With the emergence and rapid growth of quantum computing, the world expects an exciting new age of innovation and problem-solving. Additionally, quantum computing entails what is arguably the most robust climate impact. To illustrate, as estimated by IBM, while a complex problem would take an ordinary supercomputer one week, a quantum computer could solve the same problem in merely 1 second. Yes, a diminutive fraction. With that in mind, one might ask, “doesn’t this mean a new wave of unicorns?” To answer that, in 2021, the market size of quantum computing was approximately $457.9 million. According to P&S Intelligence, by 2030, the market size is projected to exceed $5.274 billion, with a compound annual growth rate of 31.2%. With such high expected market growth, numerous start-ups are emerging, bringing about investment opportunities and unimaginable possibilities for the near future.

The Climate Impact of Quantum Computing:

The impact quantum computing entails is incomparable to any other form of deep technology. As aforementioned, quantum computing allows us to conduct problem-solving much more rapidly and efficiently, granting the world access to a tool that impacts all in terms of social and climate impact.

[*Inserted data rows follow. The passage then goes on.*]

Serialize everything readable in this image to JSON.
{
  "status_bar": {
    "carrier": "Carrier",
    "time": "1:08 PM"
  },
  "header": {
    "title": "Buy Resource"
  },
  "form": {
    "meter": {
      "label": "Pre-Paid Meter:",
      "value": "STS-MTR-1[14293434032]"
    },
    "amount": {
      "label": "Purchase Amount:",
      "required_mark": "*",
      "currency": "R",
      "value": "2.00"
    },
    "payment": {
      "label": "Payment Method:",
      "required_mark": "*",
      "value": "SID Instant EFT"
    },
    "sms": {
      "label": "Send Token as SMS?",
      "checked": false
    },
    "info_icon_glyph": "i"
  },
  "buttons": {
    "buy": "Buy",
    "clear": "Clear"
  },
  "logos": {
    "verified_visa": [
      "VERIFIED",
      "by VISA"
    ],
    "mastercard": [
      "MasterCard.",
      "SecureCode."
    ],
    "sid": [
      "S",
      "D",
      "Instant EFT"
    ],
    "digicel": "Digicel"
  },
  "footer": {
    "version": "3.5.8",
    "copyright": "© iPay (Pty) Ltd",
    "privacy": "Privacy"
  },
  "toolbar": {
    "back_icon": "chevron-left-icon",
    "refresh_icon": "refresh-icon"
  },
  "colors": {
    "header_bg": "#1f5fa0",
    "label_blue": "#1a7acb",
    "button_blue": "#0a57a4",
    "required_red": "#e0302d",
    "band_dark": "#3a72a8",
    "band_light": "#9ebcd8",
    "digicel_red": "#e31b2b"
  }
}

During the 2021 United Nations Climate Change Conference, 120 world leaders and 40,000 other participants set goals to limit global average temperature increase to 1.5°C  above pre-industrial patterns. Nevertheless, realizing these goals by 2030 would denote a $4 trillion yearly investment — the most significant reallocation of capital in history — with the resulting warming reduction to 1.7°C-1.8°C by 2050. 

Among the climate impacts of quantum computing, according to McKinsey, are:

  • The reform of food and forestry.
  • The advancement of batteries.
  • The refinement of industrial operations.
  • The decarbonization of power and fuel.
  • Aiding both types of carbon capture.

Therefore, several areas of the economy, which largely contribute to the global carbon footprint, could be transformed by quantum computing. Consequently, as projected by McKinsey, by 2035, such actions could result in the elimination of more than seven gigatons of carbon dioxide from the atmosphere, on an annual basis, with the potential to help reach the 1.5°C mark.

Breakthroughs In-progress

With the transformative nature of quantum computing, funding has begun being allocated, breakthroughs have been catalyzed, and several start-ups have emerged, including Qiskit, Quantum Machines, Quandela, and more. Additionally, big tech companies have begun developing what has been coined noisy intermediate-scale quantum machines (NISQ). Most notably, the world of quantum computing has been led by IBM, with a promise of achieving a 1000-qubit quantum computer, Condor, later this year and 4000 qubits by 2025.

With this metamorphic advancement and its remarkable impacts on the rise, what sort of unforeseeable problems will this quantum leap unveil?